Shannon LNG plant needed to ensure security of gas supply
A NETWORK of liquefied natural gas plants, including one proposed in Co Kerry, are key to reducing dependence on Russia for our energy needs.
European Energy Commissioner Arias Canete told the Irish Independent that security of supply was a major issue for the bloc, and that the union had to diversify and source gas from the US, Qatar Nigeria, Algeria, Canada and, at some point in the future, possibly Iran.
His comments came amid increasing concern about Europe's reliance on imported gas, particularly from Russia.
Natural gas currently provides 30pc of Irish energy needs, and is used to produce 60pc of all electricity. Imported supplies across the EU are expected to increase to 75pc of all consumption across the bloc by 2030.
Mr Canete said the European Commission would produce a comprehensive strategy for liquefied natural gas (LNG) by early next year, which could also focus on the infrastructure needed to link facilities with the internal market.
This was to overcome the bloc's security of supply problem, he said.
"We have to diversify routes of supply and suppliers and have to develop a real internal energy market because our prices are higher - 50pc over the US," he said.
"We have a real problem of a market in which there are no free-flows of energy and not enough competition."
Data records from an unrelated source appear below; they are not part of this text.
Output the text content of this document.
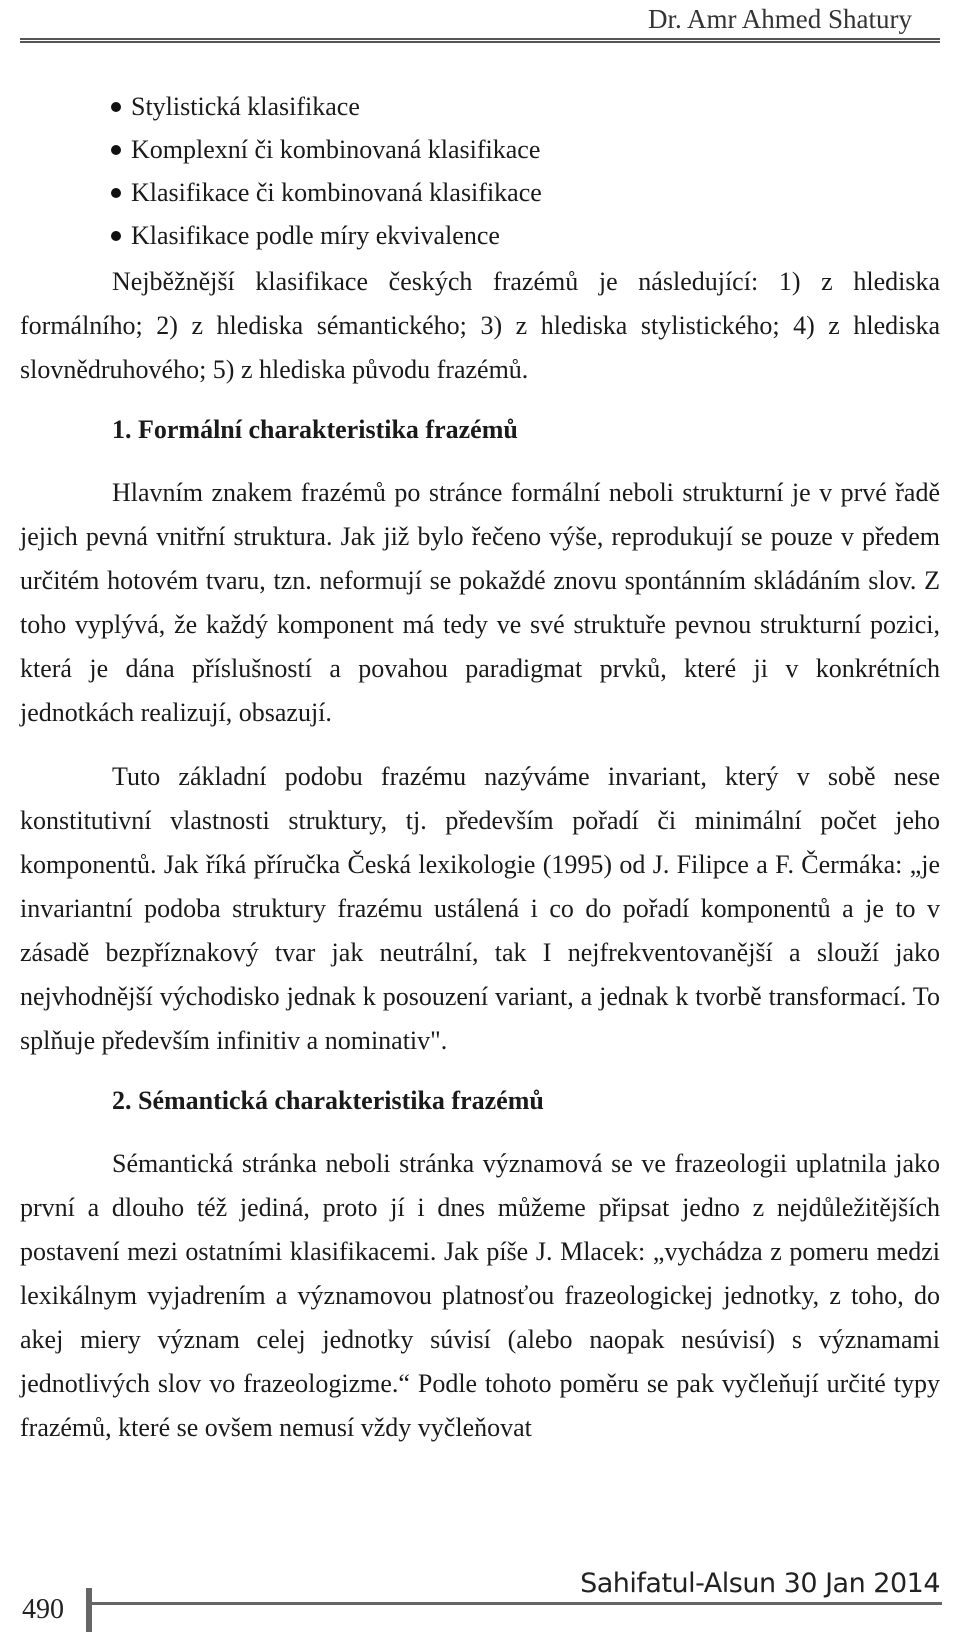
Dr. Amr Ahmed Shatury
Stylistická klasifikace
Komplexní či kombinovaná klasifikace
Klasifikace či kombinovaná klasifikace
Klasifikace podle míry ekvivalence

Nejběžnější klasifikace českých frazémů je následující: 1) z hlediska formálního; 2) z hlediska sémantického; 3) z hlediska stylistického; 4) z hlediska slovnědruhového; 5) z hlediska původu frazémů.

1. Formální charakteristika frazémů

Hlavním znakem frazémů po stránce formální neboli strukturní je v prvé řadě jejich pevná vnitřní struktura. Jak již bylo řečeno výše, reprodukují se pouze v předem určitém hotovém tvaru, tzn. neformují se pokaždé znovu spontánním skládáním slov. Z toho vyplývá, že každý komponent má tedy ve své struktuře pevnou strukturní pozici, která je dána příslušností a povahou paradigmat prvků, které ji v konkrétních jednotkách realizují, obsazují.

Tuto základní podobu frazému nazýváme invariant, který v sobě nese konstitutivní vlastnosti struktury, tj. především pořadí či minimální počet jeho komponentů. Jak říká příručka Česká lexikologie (1995) od J. Filipce a F. Čermáka: „je invariantní podoba struktury frazému ustálená i co do pořadí komponentů a je to v zásadě bezpříznakový tvar jak neutrální, tak I nejfrekventovanější a slouží jako nejvhodnější východisko jednak k posouzení variant, a jednak k tvorbě transformací. To splňuje především infinitiv a nominativ".

2. Sémantická charakteristika frazémů

Sémantická stránka neboli stránka významová se ve frazeologii uplatnila jako první a dlouho též jediná, proto jí i dnes můžeme připsat jedno z nejdůležitějších postavení mezi ostatními klasifikacemi. Jak píše J. Mlacek: „vychádza z pomeru medzi lexikálnym vyjadrením a významovou platnosťou frazeologickej jednotky, z toho, do akej miery význam celej jednotky súvisí (alebo naopak nesúvisí) s významami jednotlivých slov vo frazeologizme.“ Podle tohoto poměru se pak vyčleňují určité typy frazémů, které se ovšem nemusí vždy vyčleňovat

490
Sahifatul-Alsun 30 Jan 2014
"In the past, Russia was a regular supplier but in 2015 we saw signals that things could happen in terms of security of supply, in terms of the illegal annexation of the Ukraine. We have seen the European economy cannot rely on Russia for security of supply, and we are highly dependent."
Widespread use of fracking in the US, where water and chemicals are pumped at high pressure into the ground to release shale gas, has reduced gas prices, and excess supply could be shipped to the EU for use.
One company, Shannon LNG, has planning permission to build a €600m LNG import terminal on a 287-acre site at Ballylongford in Kerry, which would import cheap gas from the US before distributing it through the network and on to other markets.
Mr Canete said the Commission would publish a LNG strategy early next year, which would set out the number of plants needed to facilitate imports, and the interconnectors necessary to ship it across the EU.
"This will be of enormous importance in relation to the US," he said. " If we have access to the American gas, at the same price as the internal market, there will be opportunities.
"There are missing plants - for example Shannon in Ireland. We must make sure we have a network of well-established plants with good interconnection to internal markets to ensure there is free flow of gas. We will need more in the northern and southern areas."
LNG is liquefied natural gas which forms when natural gas is cooled to minus 162C, which shrinks the volume of the gas 600 times, making it easier to store and ship. It is returned to gas at a regasification facility.
Separately, Mr Canete said the European Commission would prioritise so-called Projects of Common Interest which were deemed to benefit the entire EU, such as development of an electricity interconnector between Ireland and France. This would provide Ireland with additional sources of supply, which would help improve energy security.
While the bulk of the necessary investment would be sourced from the private sector, he said, some funding would be made available from the EU in the form of grants.